言い終るか、終わらないうちに春海の後ろからいつもの元気な声が聞こえた。



「おまたせ、春海! あれっ、佐伯さん、それに中埜さんも。来てたんですか?」



「ああ、今、来たとこだよ。すれ違いにならなくてよかった。どう、診察の結果は?」



「うん、もう大丈夫だって。強く押したりしない限りは傷も痛くないし。でも、事件のことはまだ・・・・」



「そっか、それについては医師は何て?」



「人間の記憶に関する事はまだまだ未知の部分が多いんだって。“体の回復とともに記憶も取り戻す”っていってもそれはそういった症例が多いだけで、絶対とは言い切れないって。何かの衝撃で突然思い出すってこともあるらしいけど・・・・・」



「ふーん、そっか・・・。記憶を呼び起こすきっかけになればいいけど、ちょっとこの写真の男を見てくれるかな。」

佐伯はそういって一枚の写真を取り出す。



「誰?」



「殺された葉山のチンピラ仲間で鬼沢って男。ゆすりとかたかりとか葉山とつるんでやってたらしんだけど、葉山が殺された直後からその姿が見えないんだ。殺された前日に大喧嘩してたって情報もあってね。」



「どうだ?いるか」

一緒に写真を見ていた春海が尋ねる。



「う〜ん、思い出せない。でも、なんかもっと怖かった気がする・・・・」



「もっと怖い? 鬼沢だって充分怖い顔してると思うけど。」



「ううん、そうじゃないの。もっと心の奥底からくる怖さみたいな。あー、なんて言ったらいいかわかんないや。もっと冷たくて、人間の心などまるで感じさせないような、冷酷っていうのかな・・・・あっ、でもそれはそんな感じがするっていうだけだから、確かなことは言えないんだ。ごめんね、佐伯さん。」



「それはしょうがないよ。まっ、鬼沢をパクればわかることだからさ。それより、もしこの鬼沢が犯人なら、いるかちゃん、充分気をつけなきゃいけないよ。春海もこの男がいるかちゃんの周りをうろつくことがあるようならすぐに俺たちに知らせてくれよ。

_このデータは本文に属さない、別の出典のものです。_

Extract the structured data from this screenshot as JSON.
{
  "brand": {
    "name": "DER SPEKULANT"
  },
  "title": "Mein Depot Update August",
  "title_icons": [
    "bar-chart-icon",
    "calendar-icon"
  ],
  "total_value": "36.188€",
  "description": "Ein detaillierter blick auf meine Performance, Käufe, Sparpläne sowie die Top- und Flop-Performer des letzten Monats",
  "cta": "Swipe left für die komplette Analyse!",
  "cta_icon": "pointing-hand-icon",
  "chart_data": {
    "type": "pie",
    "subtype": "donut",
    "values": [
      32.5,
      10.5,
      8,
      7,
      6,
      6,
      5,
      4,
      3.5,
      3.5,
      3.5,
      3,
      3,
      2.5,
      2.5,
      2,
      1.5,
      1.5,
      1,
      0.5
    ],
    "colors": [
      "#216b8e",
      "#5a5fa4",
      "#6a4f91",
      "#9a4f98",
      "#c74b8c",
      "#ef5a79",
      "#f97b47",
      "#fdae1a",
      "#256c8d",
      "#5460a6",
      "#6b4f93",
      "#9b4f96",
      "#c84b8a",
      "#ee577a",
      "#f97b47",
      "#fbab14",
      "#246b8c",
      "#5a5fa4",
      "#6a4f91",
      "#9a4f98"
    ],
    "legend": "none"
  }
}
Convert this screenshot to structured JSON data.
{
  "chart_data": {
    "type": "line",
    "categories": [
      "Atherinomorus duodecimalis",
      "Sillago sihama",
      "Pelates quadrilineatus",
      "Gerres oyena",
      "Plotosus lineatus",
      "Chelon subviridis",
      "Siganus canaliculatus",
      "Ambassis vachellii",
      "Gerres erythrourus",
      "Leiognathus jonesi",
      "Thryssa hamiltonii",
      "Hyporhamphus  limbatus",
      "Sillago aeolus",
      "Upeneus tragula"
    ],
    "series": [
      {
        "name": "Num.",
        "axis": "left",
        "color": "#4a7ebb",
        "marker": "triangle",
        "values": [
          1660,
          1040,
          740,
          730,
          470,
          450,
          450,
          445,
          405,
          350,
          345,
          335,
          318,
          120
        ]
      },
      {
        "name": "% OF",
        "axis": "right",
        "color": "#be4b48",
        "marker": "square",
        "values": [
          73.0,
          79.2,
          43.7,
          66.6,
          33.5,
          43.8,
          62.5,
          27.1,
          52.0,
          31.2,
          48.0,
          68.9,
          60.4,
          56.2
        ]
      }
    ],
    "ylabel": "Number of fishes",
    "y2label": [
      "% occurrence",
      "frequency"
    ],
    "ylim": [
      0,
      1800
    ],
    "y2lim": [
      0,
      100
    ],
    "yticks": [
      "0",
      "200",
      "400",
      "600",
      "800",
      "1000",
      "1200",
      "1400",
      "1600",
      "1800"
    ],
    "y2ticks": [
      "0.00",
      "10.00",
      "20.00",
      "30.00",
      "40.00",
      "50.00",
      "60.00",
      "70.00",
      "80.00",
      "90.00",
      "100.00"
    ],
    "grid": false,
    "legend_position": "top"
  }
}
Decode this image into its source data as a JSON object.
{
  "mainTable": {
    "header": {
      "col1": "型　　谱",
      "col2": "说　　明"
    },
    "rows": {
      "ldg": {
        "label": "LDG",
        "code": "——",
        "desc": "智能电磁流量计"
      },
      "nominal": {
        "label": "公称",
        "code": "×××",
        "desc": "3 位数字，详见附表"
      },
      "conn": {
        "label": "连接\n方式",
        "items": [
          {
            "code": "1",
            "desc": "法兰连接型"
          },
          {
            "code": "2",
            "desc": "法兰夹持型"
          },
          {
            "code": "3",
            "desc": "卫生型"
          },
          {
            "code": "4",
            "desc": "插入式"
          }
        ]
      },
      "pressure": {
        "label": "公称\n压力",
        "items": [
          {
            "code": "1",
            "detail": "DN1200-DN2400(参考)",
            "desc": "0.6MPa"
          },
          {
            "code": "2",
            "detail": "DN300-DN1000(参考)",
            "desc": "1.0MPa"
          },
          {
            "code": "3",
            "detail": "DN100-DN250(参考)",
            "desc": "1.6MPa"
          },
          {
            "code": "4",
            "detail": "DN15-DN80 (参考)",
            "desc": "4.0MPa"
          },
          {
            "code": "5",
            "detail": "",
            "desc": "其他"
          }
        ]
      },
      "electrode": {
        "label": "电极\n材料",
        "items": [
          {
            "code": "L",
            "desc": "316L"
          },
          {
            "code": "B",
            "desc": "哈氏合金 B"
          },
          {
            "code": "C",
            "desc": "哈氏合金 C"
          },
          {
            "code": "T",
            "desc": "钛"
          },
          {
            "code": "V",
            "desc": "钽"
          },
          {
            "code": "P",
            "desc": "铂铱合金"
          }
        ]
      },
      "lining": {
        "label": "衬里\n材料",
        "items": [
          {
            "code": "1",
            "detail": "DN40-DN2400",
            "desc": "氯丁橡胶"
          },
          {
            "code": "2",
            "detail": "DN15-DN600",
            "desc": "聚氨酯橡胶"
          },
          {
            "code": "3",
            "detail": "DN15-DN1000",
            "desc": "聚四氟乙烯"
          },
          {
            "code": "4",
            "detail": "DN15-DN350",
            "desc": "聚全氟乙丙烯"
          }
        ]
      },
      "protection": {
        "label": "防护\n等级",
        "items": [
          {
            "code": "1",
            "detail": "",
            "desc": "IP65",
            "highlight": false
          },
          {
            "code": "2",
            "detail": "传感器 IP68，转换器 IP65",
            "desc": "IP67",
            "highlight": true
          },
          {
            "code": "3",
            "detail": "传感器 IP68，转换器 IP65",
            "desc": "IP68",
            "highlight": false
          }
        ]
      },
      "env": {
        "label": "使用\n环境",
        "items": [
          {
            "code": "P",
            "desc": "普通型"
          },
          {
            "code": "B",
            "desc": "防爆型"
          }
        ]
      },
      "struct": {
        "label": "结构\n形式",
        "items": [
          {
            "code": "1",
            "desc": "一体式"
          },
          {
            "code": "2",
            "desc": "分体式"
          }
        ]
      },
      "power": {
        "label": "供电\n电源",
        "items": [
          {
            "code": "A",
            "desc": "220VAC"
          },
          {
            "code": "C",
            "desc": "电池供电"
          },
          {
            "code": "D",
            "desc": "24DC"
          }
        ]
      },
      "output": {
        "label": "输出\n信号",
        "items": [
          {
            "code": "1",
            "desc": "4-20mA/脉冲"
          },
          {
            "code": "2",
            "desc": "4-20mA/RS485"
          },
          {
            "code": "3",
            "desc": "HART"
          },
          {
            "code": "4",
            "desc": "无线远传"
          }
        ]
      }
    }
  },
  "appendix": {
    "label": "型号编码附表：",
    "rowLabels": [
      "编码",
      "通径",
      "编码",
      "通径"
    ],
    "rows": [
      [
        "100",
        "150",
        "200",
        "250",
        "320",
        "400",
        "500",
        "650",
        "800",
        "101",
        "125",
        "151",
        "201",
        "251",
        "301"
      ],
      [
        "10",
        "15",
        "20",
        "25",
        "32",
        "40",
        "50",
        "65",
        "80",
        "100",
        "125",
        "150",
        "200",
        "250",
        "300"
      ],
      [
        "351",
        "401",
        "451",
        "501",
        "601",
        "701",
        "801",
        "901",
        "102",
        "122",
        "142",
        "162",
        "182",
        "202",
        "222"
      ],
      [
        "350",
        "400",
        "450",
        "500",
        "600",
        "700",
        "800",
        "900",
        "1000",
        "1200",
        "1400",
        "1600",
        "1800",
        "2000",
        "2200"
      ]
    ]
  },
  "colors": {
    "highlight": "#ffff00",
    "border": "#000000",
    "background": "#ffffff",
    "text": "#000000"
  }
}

」



「ええ、わかりました。」

春海は再度写真を手にし、鬼沢という男の顔を頭に刻み込んだ。



「もう、診察は終わりだろ? 帰るんなら送るよ。」



「ホント? 助かる〜。この時間って電車のラッシュすごいんだよねぇ。」

「こら、いるか。ったく、すいません。じゃあお言葉に甘えてお願いします。」

春海は軽く頭を下げた。



六段の如月邸に二人を下ろし、佐伯と中埜は警視庁へと戻って行った。

いるかの後に続き、門をくぐったところで春海はふと立ち止まる。



『そういえば、あの時どうして・・・・・』

春海は振り返り、もうすでに姿のなくなった車の方向を見つめた。



「春海、どうしたの?」



「あ、いや・・・・」



「ただいまぁー」

いるかの元気な声が玄関に響いた。